S’il y a bien quelque chose qui rend l’humain unique c’est sa capacité à créer. Nous avons créé les avions, la 5G, le Big Mac, bientôt l’Iphone 26… Pour accompagner tout cela, nous avons également créé le changement climatique, ce n’est pas rien ! Face à ce défi immense que représente le changement climatique, je rencontre régulièrement des personnes dont la foi dans notre génie créatif est chevillée au corps. La réponse au changement climatique ? Nous inventerons des solutions ! Nous imaginerons des technologies pour créer de l’énergie sans polluer, des machines pour retirer les gaz à effet de serre de l’atmosphère… Bref, le progrès nous sortira d’affaire !
Mirage ou issue de secours, l’innovation peut-elle vraiment nous sauver ?

Le progrès neutre en carbone existe t-il déjà ?

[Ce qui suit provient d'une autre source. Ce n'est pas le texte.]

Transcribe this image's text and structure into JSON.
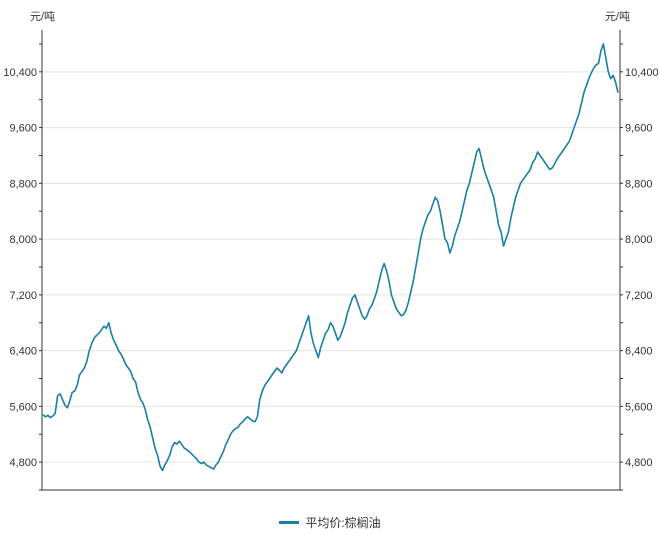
{
  "chart_data": {
    "type": "line",
    "y_unit_left": "元/吨",
    "y_unit_right": "元/吨",
    "ylim": [
      4400,
      11000
    ],
    "yticks": [
      4800,
      5600,
      6400,
      7200,
      8000,
      8800,
      9600,
      10400
    ],
    "ytick_labels": [
      "4,800",
      "5,600",
      "6,400",
      "7,200",
      "8,000",
      "8,800",
      "9,600",
      "10,400"
    ],
    "grid": true,
    "legend_position": "bottom-center",
    "series": [
      {
        "name": "平均价:棕榈油",
        "color": "#1a7fa6",
        "values": [
          5480,
          5450,
          5470,
          5440,
          5460,
          5500,
          5750,
          5780,
          5700,
          5620,
          5580,
          5680,
          5800,
          5820,
          5900,
          6050,
          6100,
          6150,
          6250,
          6400,
          6500,
          6580,
          6620,
          6650,
          6700,
          6750,
          6720,
          6800,
          6650,
          6550,
          6480,
          6400,
          6350,
          6280,
          6200,
          6150,
          6100,
          6000,
          5950,
          5800,
          5700,
          5650,
          5550,
          5400,
          5300,
          5150,
          5000,
          4900,
          4750,
          4680,
          4760,
          4820,
          4900,
          5020,
          5080,
          5060,
          5100,
          5050,
          5000,
          4980,
          4950,
          4920,
          4880,
          4850,
          4800,
          4780,
          4800,
          4760,
          4740,
          4720,
          4700,
          4760,
          4800,
          4880,
          4950,
          5050,
          5120,
          5200,
          5250,
          5280,
          5300,
          5350,
          5380,
          5420,
          5450,
          5420,
          5390,
          5380,
          5450,
          5700,
          5820,
          5900,
          5950,
          6000,
          6050,
          6100,
          6150,
          6120,
          6080,
          6150,
          6200,
          6250,
          6300,
          6350,
          6400,
          6500,
          6600,
          6700,
          6800,
          6900,
          6650,
          6500,
          6400,
          6300,
          6450,
          6550,
          6650,
          6700,
          6800,
          6750,
          6650,
          6550,
          6600,
          6700,
          6800,
          6950,
          7050,
          7150,
          7200,
          7100,
          7000,
          6900,
          6850,
          6900,
          7000,
          7050,
          7150,
          7250,
          7400,
          7550,
          7650,
          7550,
          7400,
          7200,
          7100,
          7000,
          6950,
          6900,
          6920,
          6980,
          7100,
          7250,
          7400,
          7600,
          7800,
          8000,
          8150,
          8250,
          8350,
          8400,
          8500,
          8600,
          8550,
          8400,
          8200,
          8000,
          7950,
          7800,
          7900,
          8050,
          8150,
          8250,
          8400,
          8550,
          8700,
          8800,
          8950,
          9100,
          9250,
          9300,
          9150,
          9000,
          8900,
          8800,
          8700,
          8600,
          8400,
          8200,
          8100,
          7900,
          8000,
          8100,
          8300,
          8450,
          8600,
          8700,
          8800,
          8850,
          8900,
          8950,
          9000,
          9100,
          9150,
          9250,
          9200,
          9150,
          9100,
          9050,
          9000,
          9020,
          9080,
          9150,
          9200,
          9250,
          9300,
          9350,
          9400,
          9500,
          9600,
          9700,
          9800,
          9950,
          10100,
          10200,
          10300,
          10380,
          10450,
          10500,
          10520,
          10700,
          10800,
          10600,
          10400,
          10300,
          10350,
          10250,
          10100
        ]
      }
    ]
  }
}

Nos modèles économiques sont basés sur une idée fondatrice : la croissance ! C’est elle, et donc l’augmentation du PIB, qui est l’indice économique par excellence. Il faut que ça monte, toujours ! Mais est-il possible que cela continue à croître tout en n’ayant pas d’effets négatifs sur l’environnement ? C’est la question du découplage : peut-on découpler croissance économique et utilisation des énergies fossiles ou encore impact environnemental ?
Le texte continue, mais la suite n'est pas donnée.